In the Divide and Conquer section of uHunt Chapter 3, one of the subsections is called Binary Search the Answer. Here’s how that technique works.
For a binary search problem like UVa 12192, the data to search is the input data. For that problem, you are given a rectangular grid of integers, and your goal is to find a square region that satisfies a particular property. One step in the process of finding that region efficiently is to run binary search on the data in a row.
Binary search problems like UVa 11413 and UVa 12032 require a different approach. Instead of binary searching the input data, you must search potential output values. The result of the search is the answer.
Competitive programming problem statements often specify the range of inputs that you are required to handle in your solution. For example, the description for UVa 12192 specifies that the grid cannot be larger than 500×500.
The input range is there for a few reasons. It lets you estimate the runtime of your solution before you submit, to avoid a Time Limit error. It also lets you choose an appropriate algorithm. If you determine that an $O(n^2)$ algorithm will run fast enough given the input size, then there’s no need to use an $O(n \log n)$ algorithm, which may take more time to implement. Finally, for search problems, the range tells you which values you have to search.
For binary search the input problems, you can directly plug the input range from the problem statement into the low and high values in your binary search function. For binary search the output problems, you may have to process the input first. Let’s look at a couple of examples.
UVa 11413: Fill the Containers
Here’s what UVa 11413 asks:
You are in a factory with a conveyor belt. The belt carries full bottles of milk, each of which can have a different volume. You are given an ordered list of of all of the volumes in advance. As each bottle comes off the belt, you have to pour it into a container. You have a specific number of containers and you must use all of them, but each of the containers can be any size you want. Furthermore, all of the milk from a given bottle must go into the same container, you have to empty each bottle as soon as it comes off the conveyor, and once you start using a new container, you can’t go back and pour milk into one of the previous containers. What is the minimum volume that your largest container can be?
The problem statement is a bit convoluted. That’s my attempt to make it as clear as possible. The original has an example of what that last sentence means.
In brainstorming the solution, I converted the problem statement into this mathematical form:
You are given n integers in order. Split them into m segments such that the sum of the integers in the segment with the largest sum is as small as possible.
This is more abstract than the original, but it’s simpler, and I think it captures all of the requirements.
My first solution approach was to generate all of the ways to get the sum $n$ using $m$ integers. For a given sum, each term represents the number of bottles to take from the conveyor and pour into a container. It’s possible to find the largest term in each sum, and then pick the sum with the smallest such term. But this algorithm runs too slowly given the number of possible sums.

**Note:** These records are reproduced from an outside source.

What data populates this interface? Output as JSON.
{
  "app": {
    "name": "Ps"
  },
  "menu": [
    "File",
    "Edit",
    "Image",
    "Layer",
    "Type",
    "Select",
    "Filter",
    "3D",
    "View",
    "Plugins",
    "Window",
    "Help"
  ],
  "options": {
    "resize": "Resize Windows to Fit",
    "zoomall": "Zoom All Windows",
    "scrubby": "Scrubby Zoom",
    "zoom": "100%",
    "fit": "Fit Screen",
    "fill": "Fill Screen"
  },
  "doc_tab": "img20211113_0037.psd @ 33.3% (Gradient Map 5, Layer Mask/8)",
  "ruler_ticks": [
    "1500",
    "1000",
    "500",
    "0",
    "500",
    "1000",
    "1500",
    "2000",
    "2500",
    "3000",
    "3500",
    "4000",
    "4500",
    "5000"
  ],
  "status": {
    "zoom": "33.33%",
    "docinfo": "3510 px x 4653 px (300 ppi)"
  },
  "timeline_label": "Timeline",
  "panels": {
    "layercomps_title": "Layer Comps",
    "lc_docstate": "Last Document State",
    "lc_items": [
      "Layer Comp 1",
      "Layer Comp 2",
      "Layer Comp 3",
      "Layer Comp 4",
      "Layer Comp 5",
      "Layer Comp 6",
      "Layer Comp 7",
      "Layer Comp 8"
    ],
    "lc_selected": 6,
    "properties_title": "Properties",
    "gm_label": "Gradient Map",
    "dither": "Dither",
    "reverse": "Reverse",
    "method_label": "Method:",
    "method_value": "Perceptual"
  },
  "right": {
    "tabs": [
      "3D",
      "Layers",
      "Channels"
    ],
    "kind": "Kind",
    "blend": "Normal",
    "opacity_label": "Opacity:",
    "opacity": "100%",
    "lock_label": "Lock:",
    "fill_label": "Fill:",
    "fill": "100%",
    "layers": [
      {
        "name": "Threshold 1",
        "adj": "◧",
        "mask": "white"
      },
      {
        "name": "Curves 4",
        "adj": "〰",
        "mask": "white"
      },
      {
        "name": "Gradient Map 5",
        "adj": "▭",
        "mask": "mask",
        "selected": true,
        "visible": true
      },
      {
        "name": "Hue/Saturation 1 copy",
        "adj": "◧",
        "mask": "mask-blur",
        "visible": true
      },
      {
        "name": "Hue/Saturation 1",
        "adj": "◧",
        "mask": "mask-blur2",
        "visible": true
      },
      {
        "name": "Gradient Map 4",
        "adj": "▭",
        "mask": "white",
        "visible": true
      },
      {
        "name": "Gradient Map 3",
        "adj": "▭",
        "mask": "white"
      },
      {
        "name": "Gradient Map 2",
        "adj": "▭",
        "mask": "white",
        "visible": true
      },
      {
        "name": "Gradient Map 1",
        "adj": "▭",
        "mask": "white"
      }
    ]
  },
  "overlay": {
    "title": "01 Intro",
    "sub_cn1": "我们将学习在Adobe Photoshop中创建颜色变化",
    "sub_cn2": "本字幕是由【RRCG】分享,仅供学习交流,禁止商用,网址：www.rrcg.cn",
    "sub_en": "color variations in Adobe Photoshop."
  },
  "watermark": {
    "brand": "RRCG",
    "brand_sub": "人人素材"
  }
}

For the binary search the answer approach, I got some help once again from Sai Cheemalapati, who wrote about this problem. Here’s how that approach works.
Imagine you have a tryCapacity(int maxCapacity)
function that returns true
if a particular capacity meets the problem constraints. Since the problem specifies a maximum number of milk bottles, and a maximum volume for each bottle, there’s a finite space of possible container capacities that you have to search. To efficiently process this finite but large space, you can use binary search. Start in the middle. If that capacity passes the tryCapacity
test, try the middle of the smaller range (since we want to make the maximum capacity as small as possible). Otherwise, try the middle of the larger range. Exit the binary search loop in the usual way (see below).
UVa 11413 can be solved in well under the time limit using a slow loop (linear search) inside a fast loop (binary search). The tryCapacity
function uses the slow loop. It works by looping through all of the bottles and “emptying” each one into a container. If a container would exceed the current maximum capacity, a new container is started. There are two ways that a given maxCapacity
can be invalid (not a possible solution):
- A single bottle volume exceeds
maxCapacity
(since we aren’t allowed to split a bottle across multiple containers). - More than
m
containers are required (wherem
is one of the test case parameters).
The plan: For each bottle, exit if we’re already over capacity with just that bottle. Otherwise, check if adding the current bottle to the current container would put us over capacity. If it does, start a new container. If we’re starting a new container, increment the container count. If that puts us over the container limit, exit. Otherwise, add the current bottle to the current container.
Here’s the pseudocode:
bool tryCapacity(int maxCapacity)
for each bottle
if bottle volume > maxCapacity
return false
if current container size + bottle volume > maxCapacity
current container size = 0
if current container size is 0
increment number of containers used
if number of containers used > m
return false
current container size += bottle volume
This function tells us if a particular capacity could possibly be the answer. It doesn’t tell us if it’s the best answer. For that, we need to systematically search possible maximum capacities, being sure not to skip any that might be the answer, but also without searching every possible capacity. That’s a job for binary search.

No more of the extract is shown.